Twelve fairy cakes baked and ruined. Twelve baked successfully and ready to go.
This last item was a weird one. I have lost count of the number of Victoria sponge cakes I have baked over the years. It is an easy cake to make and an easier recipe to remember – in imperial measurements, at least. 6663 is all you need to know. Equal amounts of butter, sugar and flour and half the number of ounces is the number of eggs required. I could pretty much make a Victoria sponge with my eyes shut.
Tonight, I decided to make some fairy cakes using the sponge recipe and was a little distracted as I was cooking to dogs’ chicken at the same time. I was a bit worried that the butter was not soft enough – usually I microwave it in winter for 10 secs or so, but decided to risk it.
The beater was making hard work of it but finally butter, sugar and eggs were creamed and I folded in the flour, threw in some sultanas and a few chocolate chips for good measure and spooned the mixture into paper cupcake cases and whacked the tray in the oven.

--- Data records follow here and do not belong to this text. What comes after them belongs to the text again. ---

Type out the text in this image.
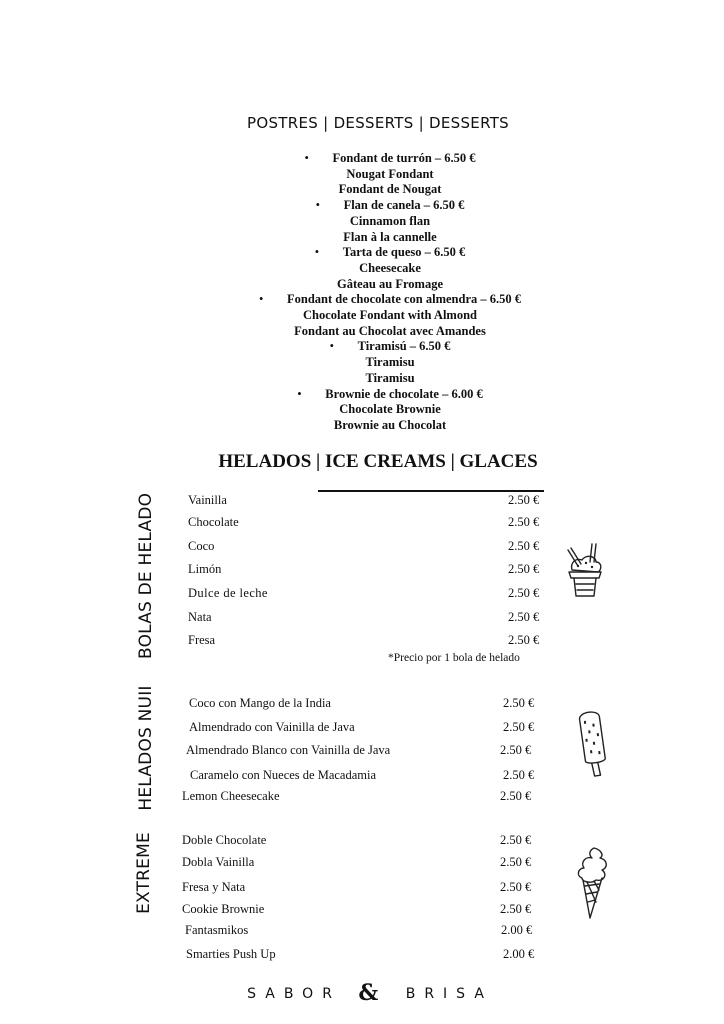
POSTRES | DESSERTS | DESSERTS
• Fondant de turrón – 6.50 €
Nougat Fondant
Fondant de Nougat
• Flan de canela – 6.50 €
Cinnamon flan
Flan à la cannelle
• Tarta de queso – 6.50 €
Cheesecake
Gâteau au Fromage
• Fondant de chocolate con almendra – 6.50 €
Chocolate Fondant with Almond
Fondant au Chocolat avec Amandes
• Tiramisú – 6.50 €
Tiramisu
Tiramisu
• Brownie de chocolate – 6.00 €
Chocolate Brownie
Brownie au Chocolat
HELADOS | ICE CREAMS | GLACES
BOLAS DE HELADO	Vainilla	2.50 €
Chocolate	2.50 €
Coco	2.50 €
Limón	2.50 €
Dulce de leche	2.50 €
Nata	2.50 €
Fresa	2.50 €
*Precio por 1 bola de helado
HELADOS NUII	Coco con Mango de la India	2.50 €
Almendrado con Vainilla de Java	2.50 €
Almendrado Blanco con Vainilla de Java	2.50 €
Caramelo con Nueces de Macadamia	2.50 €
Lemon Cheesecake	2.50 €
EXTREME Doble Chocolate	2.50 €
Dobla Vainilla	2.50 €
Fresa y Nata	2.50 €
Cookie Brownie	2.50 €
Fantasmikos	2.00 €
Smarties Push Up	2.00 €
SABOR & BRISA
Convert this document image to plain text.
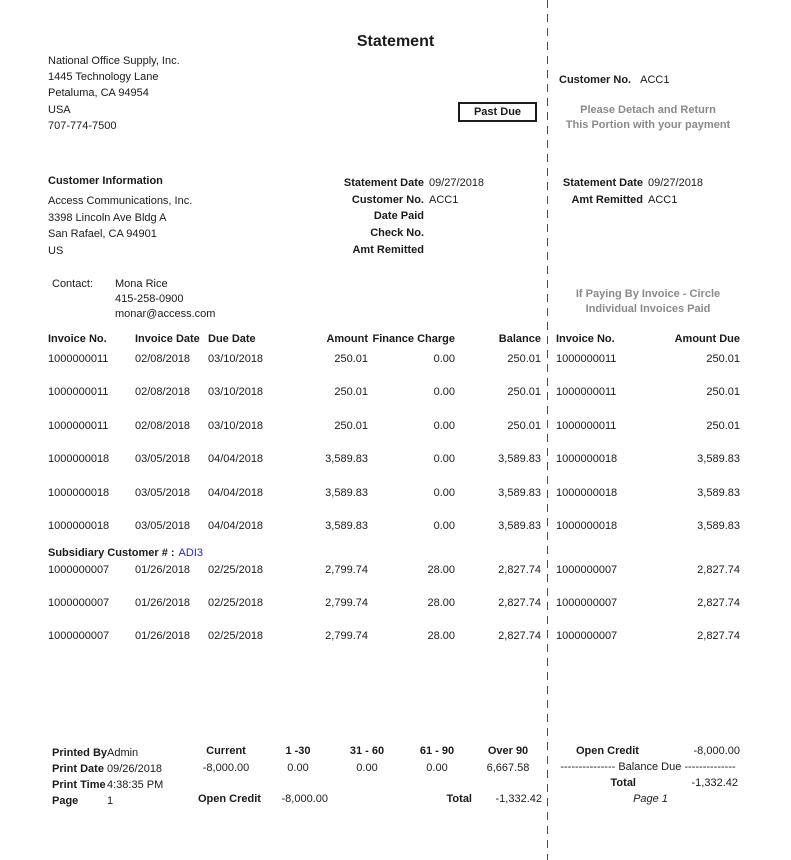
Statement
National Office Supply, Inc.
1445 Technology Lane
Petaluma, CA 94954
USA
707-774-7500
Past Due
Customer No. ACC1
Please Detach and Return
This Portion with your payment
Customer Information
Access Communications, Inc.
3398 Lincoln Ave Bldg A
San Rafael, CA 94901
US
Statement Date 09/27/2018
Customer No. ACC1
Date Paid
Check No.
Amt Remitted
Statement Date 09/27/2018
Amt Remitted ACC1
Contact:	Mona Rice
415-258-0900
monar@access.com
If Paying By Invoice - Circle
Individual Invoices Paid
Invoice No.	Invoice Date Due Date	Amount Finance Charge	Balance Invoice No.	Amount Due
1000000011 02/08/2018 03/10/2018	250.01	0.00	250.01 1000000011	250.01
1000000011 02/08/2018 03/10/2018	250.01	0.00	250.01 1000000011	250.01
1000000011 02/08/2018 03/10/2018	250.01	0.00	250.01 1000000011	250.01
1000000018 03/05/2018 04/04/2018	3,589.83	0.00	3,589.83 1000000018	3,589.83
1000000018 03/05/2018 04/04/2018	3,589.83	0.00	3,589.83 1000000018	3,589.83
1000000018 03/05/2018 04/04/2018	3,589.83	0.00	3,589.83 1000000018	3,589.83
1000000007 01/26/2018 02/25/2018	2,799.74	28.00	2,827.74 1000000007	2,827.74
1000000007 01/26/2018 02/25/2018	2,799.74	28.00	2,827.74 1000000007	2,827.74
1000000007 01/26/2018 02/25/2018	2,799.74	28.00	2,827.74 1000000007	2,827.74
Subsidiary Customer # : ADI3
Printed ByAdmin
Print Date 09/26/2018
Print Time4:38:35 PM
Page	1
Current
-8,000.00
1 -30
0.00
31 - 60
0.00
61 - 90
0.00
Over 90
6,667.58
Open Credit	-8,000.00	Total	-1,332.42
Open Credit	-8,000.00
--------------- Balance Due --------------
Total	-1,332.42
Page 1
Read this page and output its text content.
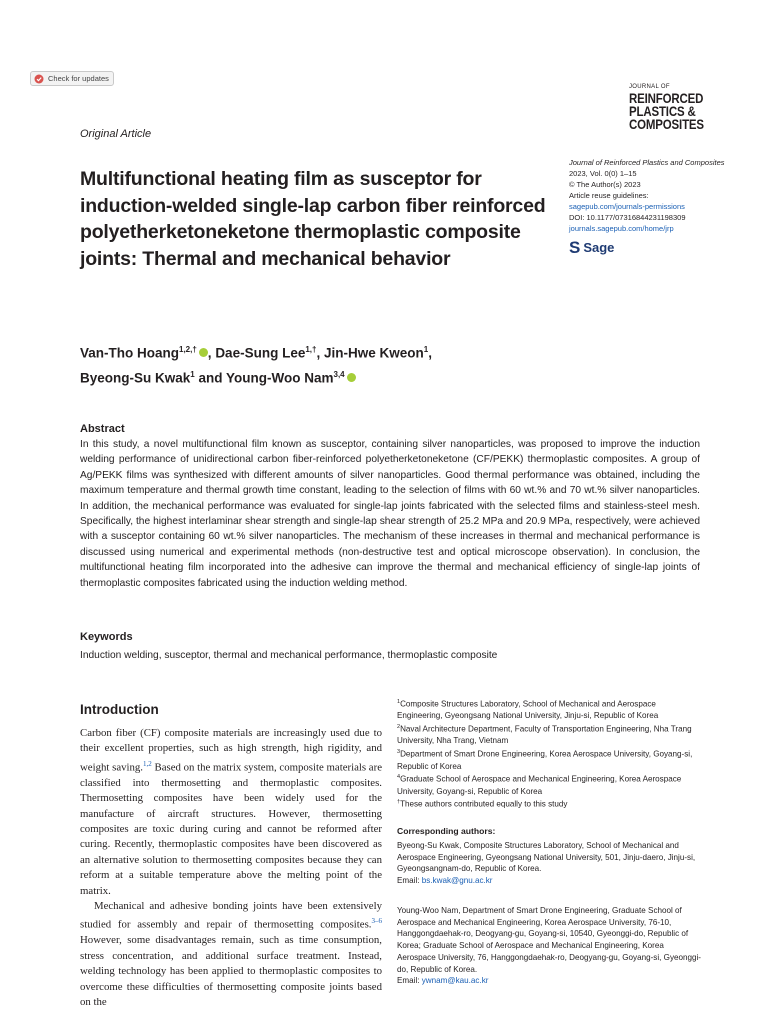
Check for updates
JOURNAL OF
REINFORCED
PLASTICS &
COMPOSITES
Original Article
Multifunctional heating film as susceptor for induction-welded single-lap carbon fiber reinforced polyetherketoneketone thermoplastic composite joints: Thermal and mechanical behavior
Journal of Reinforced Plastics and Composites
2023, Vol. 0(0) 1–15
© The Author(s) 2023
Article reuse guidelines:
sagepub.com/journals-permissions
DOI: 10.1177/07316844231198309
journals.sagepub.com/home/jrp
S Sage

Van-Tho Hoang$^{1,2,\dagger}$ , Dae-Sung Lee$^{1,\dagger}$, Jin-Hwe Kweon$^1$,
Byeong-Su Kwak$^1$ and Young-Woo Nam$^{3,4}$

Abstract

In this study, a novel multifunctional film known as susceptor, containing silver nanoparticles, was proposed to improve the induction welding performance of unidirectional carbon fiber-reinforced polyetherketoneketone (CF/PEKK) thermoplastic composites. A group of Ag/PEKK films was synthesized with different amounts of silver nanoparticles. Good thermal performance was obtained, including the maximum temperature and thermal growth time constant, leading to the selection of films with 60 wt.% and 70 wt.% silver nanoparticles. In addition, the mechanical performance was evaluated for single-lap joints fabricated with the selected films and stainless-steel mesh. Specifically, the highest interlaminar shear strength and single-lap shear strength of 25.2 MPa and 20.9 MPa, respectively, were achieved with a susceptor containing 60 wt.% silver nanoparticles. The mechanism of these increases in thermal and mechanical performance is discussed using numerical and experimental methods (non-destructive test and optical microscope observation). In conclusion, the multifunctional heating film incorporated into the adhesive can improve the thermal and mechanical efficiency of single-lap joints of thermoplastic composites fabricated using the induction welding method.

Keywords

Induction welding, susceptor, thermal and mechanical performance, thermoplastic composite

Introduction

Carbon fiber (CF) composite materials are increasingly used due to their excellent properties, such as high strength, high rigidity, and weight saving.$^{1,2}$ Based on the matrix system, composite materials are classified into thermosetting and thermoplastic composites. Thermosetting composites have been widely used for the manufacture of aircraft structures. However, thermosetting composites are toxic during curing and cannot be reformed after curing. Recently, thermoplastic composites have been discovered as an alternative solution to thermosetting composites because they can reform at a suitable temperature above the melting point of the matrix.

Mechanical and adhesive bonding joints have been extensively studied for assembly and repair of thermosetting composites.$^{3-6}$ However, some disadvantages remain, such as time consumption, stress concentration, and additional surface treatment. Instead, welding technology has been applied to thermoplastic composites to overcome these difficulties of thermosetting composite joints based on the

$^1$Composite Structures Laboratory, School of Mechanical and Aerospace Engineering, Gyeongsang National University, Jinju-si, Republic of Korea
$^2$Naval Architecture Department, Faculty of Transportation Engineering, Nha Trang University, Nha Trang, Vietnam
$^3$Department of Smart Drone Engineering, Korea Aerospace University, Goyang-si, Republic of Korea
$^4$Graduate School of Aerospace and Mechanical Engineering, Korea Aerospace University, Goyang-si, Republic of Korea
†These authors contributed equally to this study
Corresponding authors:

Byeong-Su Kwak, Composite Structures Laboratory, School of Mechanical and Aerospace Engineering, Gyeongsang National University, 501, Jinju-daero, Jinju-si, Gyeongsangnam-do, Republic of Korea.
Email: bs.kwak@gnu.ac.kr

Young-Woo Nam, Department of Smart Drone Engineering, Graduate School of Aerospace and Mechanical Engineering, Korea Aerospace University, 76-10, Hanggongdaehak-ro, Deogyang-gu, Goyang-si, 10540, Gyeonggi-do, Republic of Korea; Graduate School of Aerospace and Mechanical Engineering, Korea Aerospace University, 76, Hanggongdaehak-ro, Deogyang-gu, Goyang-si, Gyeonggi-do, Republic of Korea.
Email: ywnam@kau.ac.kr
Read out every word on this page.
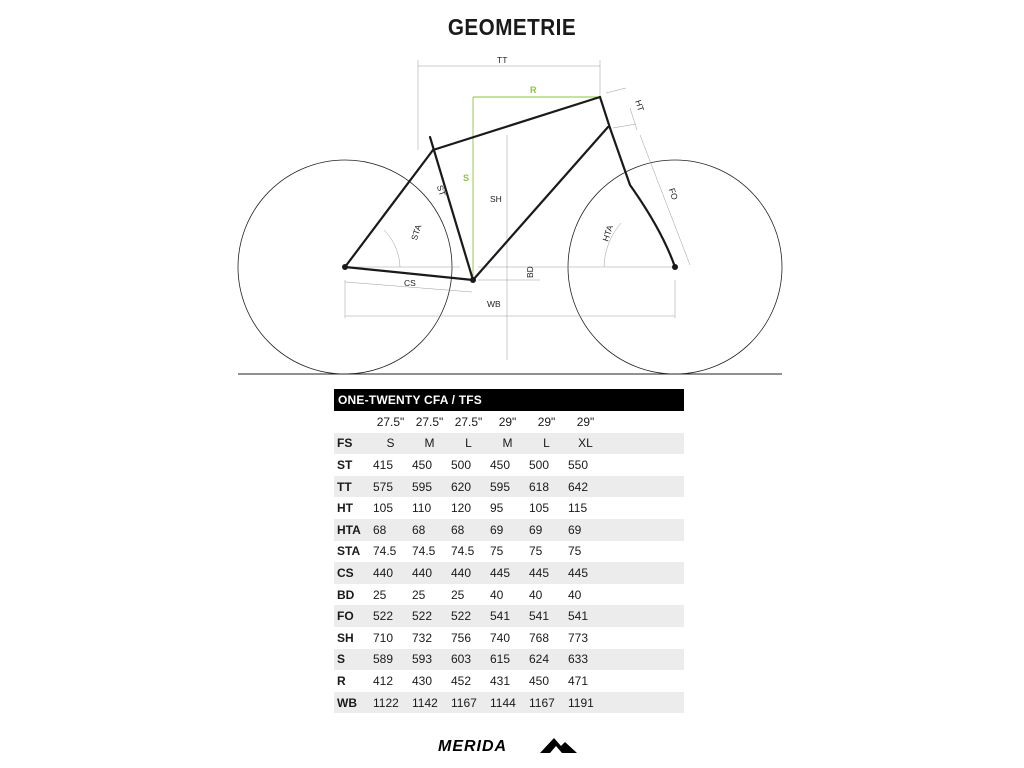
GEOMETRIE
TT
R
HT
ST
S
SH	FO
STA	HTA
BD
CS
WB
ONE-TWENTY CFA / TFS
27.5" 27.5" 27.5"	29"	29"	29"
FS	S	M	L	M	L	XL
ST	415	450	500	450	500	550
TT	575	595	620	595	618	642
HT	105	110	120	95	105	115
HTA	68	68	68	69	69	69
STA	74.5	74.5	74.5	75	75	75
CS	440	440	440	445	445	445
BD	25	25	25	40	40	40
FO	522	522	522	541	541	541
SH	710	732	756	740	768	773
S	589	593	603	615	624	633
R	412	430	452	431	450	471
WB	1122	1142	1167	1144	1167	1191
MERIDA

We do not need more cake at home. My husband is annoyingly thin and has a few packets of treats on the go. Unfortunately, as he often observes, we have some pretty determined mice in the house. The mice have even been known to use a knife to slice a thin piece off the corner of a turnover, or even the end of a chocolate covered mini roll. Bloody mice. Well, it is either the mice or the dogs. It can’t be me, because I am on a diet.
Fifteen minutes later the chicken was cooked and served and I had a look at the cakes. Something was wrong, something was very wrong. The cakes were pale and barely risen and butter was bubbling around their edges. I checked the texture of one of them. It was heavy. They were cooked and something had gone disastrously wrong.
I took them out and threw them away. I had checked one by breaking it in half and it was exactly like the cake that someone brings to the office when they can’t bake: no air and solid as a rock. Maybe the butter had been the problem, but to be honest, it had not seemed to have been that big a deal, everything had blended OK in the end.
It was when I was in the shower that the penny dropped. I had been thinking about the flour as I had spooned it into the weighing scale. I had used plain flour. For some reason, even though the plain flour is in a completely different container to the self-raising one, I had happily measured it out and ruined my cakes in the process. I was so relieved that I had not suddenly become a terrible baker, that I went back into the kitchen and baked twelve more – this time using the correct flour and with more success.
They are now sitting safely in a Tupperware container having cooled on a rack. Well, I say safe, but those mice are bloody clever. It is probably only a matter of time before they work out how to crack the lid.